2026年5月30日土曜日

ウォード博士の驚異の「動物行動学入門」 動物のひみつ 争い・裏切り・協力・繁栄の謎を追う

アシュリー・ウォード (著):ウォード博士の驚異の「動物行動学入門」 動物のひみつ 争い・裏切り・協力・繁栄の謎を追う 、 ダイヤモンド社、2024/3/27

集団で生きるさまざまな生き物の社会性について解説した一冊です。

本書では、オキアミやシロアリ、魚、渡り鳥、ネズミ、ゾウ、ライオン、クジラ、類人猿など、実に幅広い生物が取り上げられており、それぞれの生態を通して「集団で生きるとはどういうことか」が多角的に示されています。

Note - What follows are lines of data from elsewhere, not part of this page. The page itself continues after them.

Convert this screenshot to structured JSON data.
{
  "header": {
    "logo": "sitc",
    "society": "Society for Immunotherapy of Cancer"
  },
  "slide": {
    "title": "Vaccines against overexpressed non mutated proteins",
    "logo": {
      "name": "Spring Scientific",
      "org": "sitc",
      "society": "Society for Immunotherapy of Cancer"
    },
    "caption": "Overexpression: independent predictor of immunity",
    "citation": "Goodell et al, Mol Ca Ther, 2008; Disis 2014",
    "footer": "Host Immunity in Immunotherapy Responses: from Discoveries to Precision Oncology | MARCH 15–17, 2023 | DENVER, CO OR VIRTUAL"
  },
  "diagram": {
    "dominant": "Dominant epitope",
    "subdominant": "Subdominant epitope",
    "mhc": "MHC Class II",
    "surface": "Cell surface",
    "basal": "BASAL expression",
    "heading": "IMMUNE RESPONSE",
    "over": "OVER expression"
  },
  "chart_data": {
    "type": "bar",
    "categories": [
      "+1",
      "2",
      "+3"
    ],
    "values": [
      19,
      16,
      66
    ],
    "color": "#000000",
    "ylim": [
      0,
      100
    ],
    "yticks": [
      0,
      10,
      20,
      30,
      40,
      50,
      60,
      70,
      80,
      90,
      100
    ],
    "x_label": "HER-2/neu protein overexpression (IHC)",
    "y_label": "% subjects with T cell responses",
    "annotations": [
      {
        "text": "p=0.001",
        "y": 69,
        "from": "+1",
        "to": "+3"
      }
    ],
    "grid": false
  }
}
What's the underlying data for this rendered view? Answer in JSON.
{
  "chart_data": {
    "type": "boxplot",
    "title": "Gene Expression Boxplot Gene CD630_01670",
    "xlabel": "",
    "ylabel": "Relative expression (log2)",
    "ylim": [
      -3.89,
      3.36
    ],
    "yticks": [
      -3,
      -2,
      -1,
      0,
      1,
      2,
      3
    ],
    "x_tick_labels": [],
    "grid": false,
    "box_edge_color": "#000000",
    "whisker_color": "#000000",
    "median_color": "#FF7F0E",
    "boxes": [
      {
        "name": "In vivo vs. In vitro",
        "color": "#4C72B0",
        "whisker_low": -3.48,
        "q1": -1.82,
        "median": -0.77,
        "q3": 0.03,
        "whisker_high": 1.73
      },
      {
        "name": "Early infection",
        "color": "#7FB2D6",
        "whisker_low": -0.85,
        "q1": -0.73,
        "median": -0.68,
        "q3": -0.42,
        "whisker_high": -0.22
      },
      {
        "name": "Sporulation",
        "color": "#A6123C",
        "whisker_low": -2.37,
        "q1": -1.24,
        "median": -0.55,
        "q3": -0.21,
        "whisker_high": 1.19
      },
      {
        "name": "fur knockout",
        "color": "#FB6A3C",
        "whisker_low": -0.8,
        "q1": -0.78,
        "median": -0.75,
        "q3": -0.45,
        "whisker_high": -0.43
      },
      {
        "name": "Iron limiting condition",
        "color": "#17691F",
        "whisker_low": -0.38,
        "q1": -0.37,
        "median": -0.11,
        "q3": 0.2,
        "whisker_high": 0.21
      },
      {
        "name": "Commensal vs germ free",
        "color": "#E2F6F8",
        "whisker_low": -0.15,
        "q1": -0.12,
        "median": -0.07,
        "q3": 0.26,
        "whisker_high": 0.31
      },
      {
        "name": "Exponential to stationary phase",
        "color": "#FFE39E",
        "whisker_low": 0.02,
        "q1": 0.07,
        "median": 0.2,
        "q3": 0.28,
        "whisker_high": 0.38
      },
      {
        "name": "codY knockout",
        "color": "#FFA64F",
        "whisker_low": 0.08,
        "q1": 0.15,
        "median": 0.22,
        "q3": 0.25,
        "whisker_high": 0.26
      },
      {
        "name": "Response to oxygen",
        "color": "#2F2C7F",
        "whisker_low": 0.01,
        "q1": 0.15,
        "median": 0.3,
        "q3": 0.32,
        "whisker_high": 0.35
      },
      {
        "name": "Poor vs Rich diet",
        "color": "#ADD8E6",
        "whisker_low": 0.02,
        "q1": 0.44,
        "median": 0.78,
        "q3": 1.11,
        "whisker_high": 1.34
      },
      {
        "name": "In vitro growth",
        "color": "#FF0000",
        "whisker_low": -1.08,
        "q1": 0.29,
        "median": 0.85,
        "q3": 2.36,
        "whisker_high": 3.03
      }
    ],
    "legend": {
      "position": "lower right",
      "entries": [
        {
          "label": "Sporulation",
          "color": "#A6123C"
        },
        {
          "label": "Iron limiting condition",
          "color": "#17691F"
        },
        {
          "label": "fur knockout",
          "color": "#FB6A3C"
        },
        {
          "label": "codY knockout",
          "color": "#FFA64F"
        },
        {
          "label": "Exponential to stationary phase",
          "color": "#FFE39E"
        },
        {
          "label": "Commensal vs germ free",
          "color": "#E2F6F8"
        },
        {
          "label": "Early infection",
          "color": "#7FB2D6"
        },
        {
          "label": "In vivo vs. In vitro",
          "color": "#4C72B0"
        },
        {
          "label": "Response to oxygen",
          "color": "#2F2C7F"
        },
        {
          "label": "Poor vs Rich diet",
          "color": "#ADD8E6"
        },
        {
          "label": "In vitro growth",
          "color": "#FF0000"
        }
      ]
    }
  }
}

読み進めていくと、協調や助け合いだけでなく、搾取や裏切り、上下関係、争いといった側面も数多く描かれており、その様子が人間社会と驚くほど似ていることに気づかされます。この点が本書の大きな魅力であり、単なる動物の話にとどまらず、人間という存在についても考えさせられました。

700ページを超える分厚い本で、読み応えは十分ですが、どの章も興味深く、飽きることなく読み進めることができました。

かわいらしいシジュウガラがコウモリの脳を食べるというエピソードには強い衝撃を受けました!

全体として、本書は動物行動学の入門書でありながら、その枠を超えて「社会とは何か」を考えさせてくれる、非常に読み応えのある一冊でした。